France: un rapport pointe la présence de policiers infiltrés lors de manifestations contre l’A69
Dans le sud-ouest de la France, c’est un projet d’autoroute très contesté par les défenseurs de l’environnement : celui de l’A69 qui doit relier Toulouse et Castres. Ses opposants se mobilisent régulièrement pour demander l’arrêt du chantier, ce qui occasionne parfois des heurts avec les policiers et les gendarmes. Un rapport de l’Observatoire des pratiques policières de Toulouse et du Tarn pointe un dispositif de maintien de l’ordre « disproportionné » lors de la mobilisation qui s’est tenue du 4 au 6 juillet, un discours alarmiste des autorités et la présence de policiers infiltrés.
Quelque 700 manifestants ont pris part à une mobilisation contre l’A69, interdite par la préfecture. Le rassemblement se voulait « festif », assure ses organisateurs. Le rapport de l’Observatoire toulousain des pratiques policières pointe un dispositif de maintien de l’ordre « disproportionné », un discours alarmiste des autorités et la présence de policiers « infiltrés ».

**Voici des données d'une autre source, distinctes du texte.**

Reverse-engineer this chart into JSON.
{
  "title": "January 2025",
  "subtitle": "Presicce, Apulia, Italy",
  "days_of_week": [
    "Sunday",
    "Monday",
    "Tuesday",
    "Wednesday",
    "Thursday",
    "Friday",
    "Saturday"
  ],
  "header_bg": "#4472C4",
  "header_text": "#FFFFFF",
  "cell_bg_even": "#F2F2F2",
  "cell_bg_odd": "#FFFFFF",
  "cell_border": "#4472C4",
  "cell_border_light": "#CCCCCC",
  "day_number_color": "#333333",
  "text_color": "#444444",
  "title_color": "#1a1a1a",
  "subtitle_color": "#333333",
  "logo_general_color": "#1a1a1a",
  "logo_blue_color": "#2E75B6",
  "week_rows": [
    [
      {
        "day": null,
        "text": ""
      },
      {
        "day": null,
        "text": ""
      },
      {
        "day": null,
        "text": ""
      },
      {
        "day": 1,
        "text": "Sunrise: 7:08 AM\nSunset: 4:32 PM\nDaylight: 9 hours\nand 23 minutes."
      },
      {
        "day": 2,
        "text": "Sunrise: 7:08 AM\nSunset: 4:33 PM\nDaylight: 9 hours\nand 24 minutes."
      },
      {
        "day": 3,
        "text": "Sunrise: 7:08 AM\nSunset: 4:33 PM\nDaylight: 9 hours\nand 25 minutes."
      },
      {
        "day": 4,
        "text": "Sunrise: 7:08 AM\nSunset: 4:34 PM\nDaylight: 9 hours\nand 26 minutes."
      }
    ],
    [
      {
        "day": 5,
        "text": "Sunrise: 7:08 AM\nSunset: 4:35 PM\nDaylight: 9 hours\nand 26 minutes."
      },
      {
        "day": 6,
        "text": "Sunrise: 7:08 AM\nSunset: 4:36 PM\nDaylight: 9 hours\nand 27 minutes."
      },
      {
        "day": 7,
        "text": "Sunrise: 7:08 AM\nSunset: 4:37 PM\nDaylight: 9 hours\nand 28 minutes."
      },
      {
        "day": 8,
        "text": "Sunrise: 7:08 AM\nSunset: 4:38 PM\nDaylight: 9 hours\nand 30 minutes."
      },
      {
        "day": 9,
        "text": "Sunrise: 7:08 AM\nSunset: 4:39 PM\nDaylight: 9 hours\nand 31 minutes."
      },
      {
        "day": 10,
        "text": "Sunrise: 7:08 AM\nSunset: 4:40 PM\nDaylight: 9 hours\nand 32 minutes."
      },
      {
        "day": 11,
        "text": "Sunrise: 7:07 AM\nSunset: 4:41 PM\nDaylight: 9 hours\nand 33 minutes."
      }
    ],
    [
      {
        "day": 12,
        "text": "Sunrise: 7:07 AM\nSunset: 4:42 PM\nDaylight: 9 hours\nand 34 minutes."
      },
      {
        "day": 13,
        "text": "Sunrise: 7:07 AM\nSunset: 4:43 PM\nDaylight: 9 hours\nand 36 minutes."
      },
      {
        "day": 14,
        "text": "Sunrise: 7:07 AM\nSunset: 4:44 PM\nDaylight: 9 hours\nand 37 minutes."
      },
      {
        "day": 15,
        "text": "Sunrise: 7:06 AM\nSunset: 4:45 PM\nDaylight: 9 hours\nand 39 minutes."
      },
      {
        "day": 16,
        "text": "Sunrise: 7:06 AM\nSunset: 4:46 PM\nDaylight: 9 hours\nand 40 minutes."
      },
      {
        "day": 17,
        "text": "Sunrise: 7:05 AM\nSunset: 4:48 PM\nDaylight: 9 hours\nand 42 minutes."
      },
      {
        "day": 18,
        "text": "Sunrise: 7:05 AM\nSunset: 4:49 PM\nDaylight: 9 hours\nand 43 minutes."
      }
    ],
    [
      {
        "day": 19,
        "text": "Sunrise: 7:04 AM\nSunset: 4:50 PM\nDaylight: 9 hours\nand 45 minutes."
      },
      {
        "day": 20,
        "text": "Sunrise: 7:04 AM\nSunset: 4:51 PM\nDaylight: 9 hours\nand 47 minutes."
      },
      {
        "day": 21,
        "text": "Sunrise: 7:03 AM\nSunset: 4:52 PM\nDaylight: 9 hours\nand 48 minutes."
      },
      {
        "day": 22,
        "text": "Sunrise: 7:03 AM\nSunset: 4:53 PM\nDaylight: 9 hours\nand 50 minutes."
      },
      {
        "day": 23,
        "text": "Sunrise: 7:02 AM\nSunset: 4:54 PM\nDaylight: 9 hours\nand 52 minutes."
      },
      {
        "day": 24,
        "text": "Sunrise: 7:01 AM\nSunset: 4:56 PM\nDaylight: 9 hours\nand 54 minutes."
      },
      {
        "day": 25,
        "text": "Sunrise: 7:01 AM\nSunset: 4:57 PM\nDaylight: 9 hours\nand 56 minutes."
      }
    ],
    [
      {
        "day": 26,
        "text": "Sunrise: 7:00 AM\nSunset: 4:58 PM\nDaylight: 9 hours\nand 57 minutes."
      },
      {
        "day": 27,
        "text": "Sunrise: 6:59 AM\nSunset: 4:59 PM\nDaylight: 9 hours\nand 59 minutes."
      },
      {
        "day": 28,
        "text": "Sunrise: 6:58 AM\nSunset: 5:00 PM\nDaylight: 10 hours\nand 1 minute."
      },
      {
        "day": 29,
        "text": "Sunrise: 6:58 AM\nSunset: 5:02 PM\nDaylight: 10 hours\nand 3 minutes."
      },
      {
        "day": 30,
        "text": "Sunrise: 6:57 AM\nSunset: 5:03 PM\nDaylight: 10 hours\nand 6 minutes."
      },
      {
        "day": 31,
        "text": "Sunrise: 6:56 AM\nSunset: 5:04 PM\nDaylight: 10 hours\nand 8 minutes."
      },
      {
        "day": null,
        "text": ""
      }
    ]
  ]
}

1 600 policiers et gendarmes, des blindés et des lanceurs de grenades multi-coups. Pour Daniel Welzer-Lang, sociologue au CNRS et coordinateur de l’étude, c’est la preuve d’une militarisation croissante des opérations de maintien de l’ordre. « Ce sont des armes dangereuses qui ne sont utilisées qu’en cas d’émeutes graves, c’est-à-dire qu’on est dans la démesure », pointe le sociologue.
« Les autorités criminalisent à l’avance tout désaccord »
Cette opération est d’autant plus démesurée que la préfecture aurait eu recours à des policiers infiltrés, selon le rapport. « On a vu des zadistes sortir d’un bois et on a vu des gendarmes à côté. On s’est dit : « Qu’est-ce qui va se passer ? » Et on a vu un accueil très chaleureux des gendarmes sur ces zadistes-là. La préfecture avait infiltré des agents dans les manifestants », rapporte Daniel Welzer-Lang.
La préfecture ne pouvait donc pas ignorer que les intentions des manifestants étaient festive, estime le rapport. Les auteurs accusent le ministère de l’Intérieur et le préfet du Tarn de manipulation de l’opinion publique. « Quand il annonce la veille et le jour même qu’il va y avoir des grands affrontements, il ment ! Il ment pour faire croire que les écologistes sont des personnes dangereuses. On a un discours des autorités qui criminalise à l’avance toute expression de désaccord », conclut-il.
La préfecture a répondu dans un communiqué. Pour le préfet, le dispositif de police se justifie par les agressions vis-à-vis des forces de l’ordre lors des premiers rassemblements et par les menaces diffusées sur les réseaux sociaux. Contactée, la préfecture n’a pas souhaité répondre aux questions de RFI.